On the De-duplication of LAION-2B
This addresses copyright and usability problems for researchers and developers using large image datasets like LAION-2B for training generative models, though it is incremental as it applies existing methods to new data.
The paper tackled the problem of duplicated images in the LAION-2B dataset, which poses copyright issues for generative models, and found that roughly 700 million images (30%) are likely duplicated using an efficient algorithmic chain.

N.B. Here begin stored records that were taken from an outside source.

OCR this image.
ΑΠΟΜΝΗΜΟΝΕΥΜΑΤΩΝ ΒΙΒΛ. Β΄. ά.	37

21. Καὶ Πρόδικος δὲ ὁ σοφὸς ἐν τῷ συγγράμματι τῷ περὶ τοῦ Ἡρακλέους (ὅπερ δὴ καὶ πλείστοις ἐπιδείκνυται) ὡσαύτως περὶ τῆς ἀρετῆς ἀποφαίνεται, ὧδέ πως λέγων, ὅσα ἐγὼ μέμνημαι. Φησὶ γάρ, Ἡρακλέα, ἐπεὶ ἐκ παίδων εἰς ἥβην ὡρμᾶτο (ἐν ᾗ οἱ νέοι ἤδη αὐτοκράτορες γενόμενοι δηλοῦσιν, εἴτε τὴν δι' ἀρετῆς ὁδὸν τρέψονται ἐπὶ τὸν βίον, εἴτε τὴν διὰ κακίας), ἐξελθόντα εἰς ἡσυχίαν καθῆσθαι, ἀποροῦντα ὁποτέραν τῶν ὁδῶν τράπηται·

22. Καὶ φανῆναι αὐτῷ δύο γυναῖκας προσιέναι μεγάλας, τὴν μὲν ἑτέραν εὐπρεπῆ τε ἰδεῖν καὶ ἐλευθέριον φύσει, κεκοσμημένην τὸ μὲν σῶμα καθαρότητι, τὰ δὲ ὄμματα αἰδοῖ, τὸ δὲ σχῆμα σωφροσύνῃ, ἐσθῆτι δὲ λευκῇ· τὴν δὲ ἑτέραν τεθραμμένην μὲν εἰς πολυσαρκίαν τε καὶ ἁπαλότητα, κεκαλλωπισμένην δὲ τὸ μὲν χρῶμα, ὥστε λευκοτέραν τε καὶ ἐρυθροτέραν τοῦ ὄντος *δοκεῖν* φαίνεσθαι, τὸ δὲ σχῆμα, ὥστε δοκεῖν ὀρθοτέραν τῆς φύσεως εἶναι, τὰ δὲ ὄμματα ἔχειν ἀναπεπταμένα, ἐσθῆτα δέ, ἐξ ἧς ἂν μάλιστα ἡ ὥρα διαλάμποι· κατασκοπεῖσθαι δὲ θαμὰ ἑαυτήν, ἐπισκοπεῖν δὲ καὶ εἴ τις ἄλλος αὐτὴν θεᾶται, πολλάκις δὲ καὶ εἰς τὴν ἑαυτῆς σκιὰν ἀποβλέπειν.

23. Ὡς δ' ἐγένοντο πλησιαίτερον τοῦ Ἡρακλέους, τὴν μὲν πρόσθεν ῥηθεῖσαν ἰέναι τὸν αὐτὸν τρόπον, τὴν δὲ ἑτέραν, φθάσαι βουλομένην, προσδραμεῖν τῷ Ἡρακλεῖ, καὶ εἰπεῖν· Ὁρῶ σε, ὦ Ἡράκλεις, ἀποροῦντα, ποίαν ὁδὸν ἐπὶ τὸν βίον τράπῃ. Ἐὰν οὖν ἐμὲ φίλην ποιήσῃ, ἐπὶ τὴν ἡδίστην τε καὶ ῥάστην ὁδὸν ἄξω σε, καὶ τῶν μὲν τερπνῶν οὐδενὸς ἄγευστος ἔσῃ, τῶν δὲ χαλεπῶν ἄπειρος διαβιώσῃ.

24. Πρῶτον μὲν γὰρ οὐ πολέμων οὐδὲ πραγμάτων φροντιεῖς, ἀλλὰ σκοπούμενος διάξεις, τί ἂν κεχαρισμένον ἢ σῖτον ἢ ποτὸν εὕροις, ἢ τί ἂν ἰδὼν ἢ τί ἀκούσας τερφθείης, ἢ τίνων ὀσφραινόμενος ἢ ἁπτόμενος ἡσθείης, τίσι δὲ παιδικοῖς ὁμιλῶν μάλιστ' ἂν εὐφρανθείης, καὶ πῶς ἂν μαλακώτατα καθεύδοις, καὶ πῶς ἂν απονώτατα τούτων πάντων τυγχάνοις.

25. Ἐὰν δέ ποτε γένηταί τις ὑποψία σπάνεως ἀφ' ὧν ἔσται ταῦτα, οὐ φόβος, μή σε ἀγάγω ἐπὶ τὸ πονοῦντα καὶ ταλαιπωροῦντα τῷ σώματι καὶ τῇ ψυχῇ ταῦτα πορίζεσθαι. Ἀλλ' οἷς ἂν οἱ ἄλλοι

Generative models, such as DALL-E, Midjourney, and Stable Diffusion, have societal implications that extend beyond the field of computer science. These models require large image databases like LAION-2B, which contain two billion images. At this scale, manual inspection is difficult and automated analysis is challenging. In addition, recent studies show that duplicated images pose copyright problems for models trained on LAION2B, which hinders its usability. This paper proposes an algorithmic chain that runs with modest compute, that compresses CLIP features to enable efficient duplicate detection, even for vast image volumes. Our approach demonstrates that roughly 700 million images, or about 30\%, of LAION-2B's images are likely duplicated. Our method also provides the histograms of duplication on this dataset, which we use to reveal more examples of verbatim copies by Stable Diffusion and further justify the approach. The current version of the de-duplicated set will be distributed online.